ID: HR19-583
Presenting author: Annette Verster
No biography available.
Sarah Hess, Virginia Macdonald, Annette Verster, Annabel Baddeley
Issue – People who inject drugs are disproportionately affected by communicable diseases including HIV, hepatitis C (HCV) and tuberculosis. Globally, coverage of comprehensive services to promote drug user health and access to harm reduction remains at levels too low for it to be effective from a public health perspective. This is due to a lack of political will, insufficient global and national funding and missed opportunities for combined disease programming and integration.
Setting -HIV and HCV coinfection rates reach 100% among PWID in some countries. HIV infection increases the risk of TB and MDR-TB among PWID. In high burden TB countries at least two thirds of PWID who develop TB are estimated to be HCV positive. Yet, programming for HIV, hepatitis and TB has traditionally been implemented vertically with reliance on donor funding predominantly linked to HIV.

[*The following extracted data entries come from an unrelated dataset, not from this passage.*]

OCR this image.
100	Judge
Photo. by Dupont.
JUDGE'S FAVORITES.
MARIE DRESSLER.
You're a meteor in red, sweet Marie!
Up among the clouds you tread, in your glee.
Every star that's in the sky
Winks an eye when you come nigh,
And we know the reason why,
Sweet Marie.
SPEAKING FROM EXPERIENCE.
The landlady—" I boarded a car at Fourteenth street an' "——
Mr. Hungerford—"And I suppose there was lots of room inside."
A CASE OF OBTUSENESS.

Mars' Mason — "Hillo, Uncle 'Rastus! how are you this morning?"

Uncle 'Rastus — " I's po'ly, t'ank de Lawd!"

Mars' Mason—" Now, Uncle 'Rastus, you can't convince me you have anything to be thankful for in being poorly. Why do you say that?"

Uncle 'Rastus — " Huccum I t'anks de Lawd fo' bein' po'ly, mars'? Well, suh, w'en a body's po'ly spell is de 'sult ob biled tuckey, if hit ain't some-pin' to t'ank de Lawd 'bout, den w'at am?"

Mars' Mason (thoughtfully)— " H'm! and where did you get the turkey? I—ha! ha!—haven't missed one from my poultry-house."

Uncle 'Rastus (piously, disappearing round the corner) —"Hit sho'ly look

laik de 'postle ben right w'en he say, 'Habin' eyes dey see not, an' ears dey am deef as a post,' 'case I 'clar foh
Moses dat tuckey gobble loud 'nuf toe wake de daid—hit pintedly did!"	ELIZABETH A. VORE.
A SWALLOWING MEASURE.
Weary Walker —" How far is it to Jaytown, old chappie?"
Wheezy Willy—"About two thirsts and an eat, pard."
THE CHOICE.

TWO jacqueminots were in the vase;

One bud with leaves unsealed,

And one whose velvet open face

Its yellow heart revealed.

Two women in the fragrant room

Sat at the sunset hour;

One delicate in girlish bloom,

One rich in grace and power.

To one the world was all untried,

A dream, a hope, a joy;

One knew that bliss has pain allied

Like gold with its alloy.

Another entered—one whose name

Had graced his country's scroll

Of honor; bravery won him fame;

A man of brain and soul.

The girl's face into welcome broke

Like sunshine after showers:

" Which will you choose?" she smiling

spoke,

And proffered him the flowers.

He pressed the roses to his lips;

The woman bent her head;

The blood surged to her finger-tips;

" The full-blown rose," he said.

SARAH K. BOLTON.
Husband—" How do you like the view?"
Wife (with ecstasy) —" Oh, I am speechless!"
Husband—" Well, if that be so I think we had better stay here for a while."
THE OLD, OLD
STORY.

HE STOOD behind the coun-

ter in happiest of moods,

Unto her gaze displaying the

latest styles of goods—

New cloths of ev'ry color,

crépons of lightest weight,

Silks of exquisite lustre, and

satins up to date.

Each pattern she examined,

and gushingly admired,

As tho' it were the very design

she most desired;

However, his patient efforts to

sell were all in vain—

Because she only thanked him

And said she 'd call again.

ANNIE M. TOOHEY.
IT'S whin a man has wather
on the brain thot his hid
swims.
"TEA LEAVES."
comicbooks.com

Key arguments – Opportunities exist for TB, HIV and hepatitis programmes to ensure integrated and comprehensive services for PWID within national health systems and under the framework of universal health coverage (UHC). This promotes a holistic approach to drug user health without focusing on disease-specific policies or interventions but rather health as a human right for a population with multiple needs. Opportunities include expanding the evidence base through interdisciplinary research; combined advocacy efforts; leveraging universal health coverage for PWID; implementing a comprehensive package of services that includes but is not limited to harm reduction; measuring, evaluating and identifying good practices; and delivering comprehensive services in a way that is endorsed by the affected community.
Implications – UHC provides an opportunity to mainstream communicable disease programming within an integrated, comprehensive and sustainable approach to drug user health as recommended by WHO. This will require collaboration, partnerships and active engagement of all stakeholders, including policy makers, implementers, programme managers, service users and academia.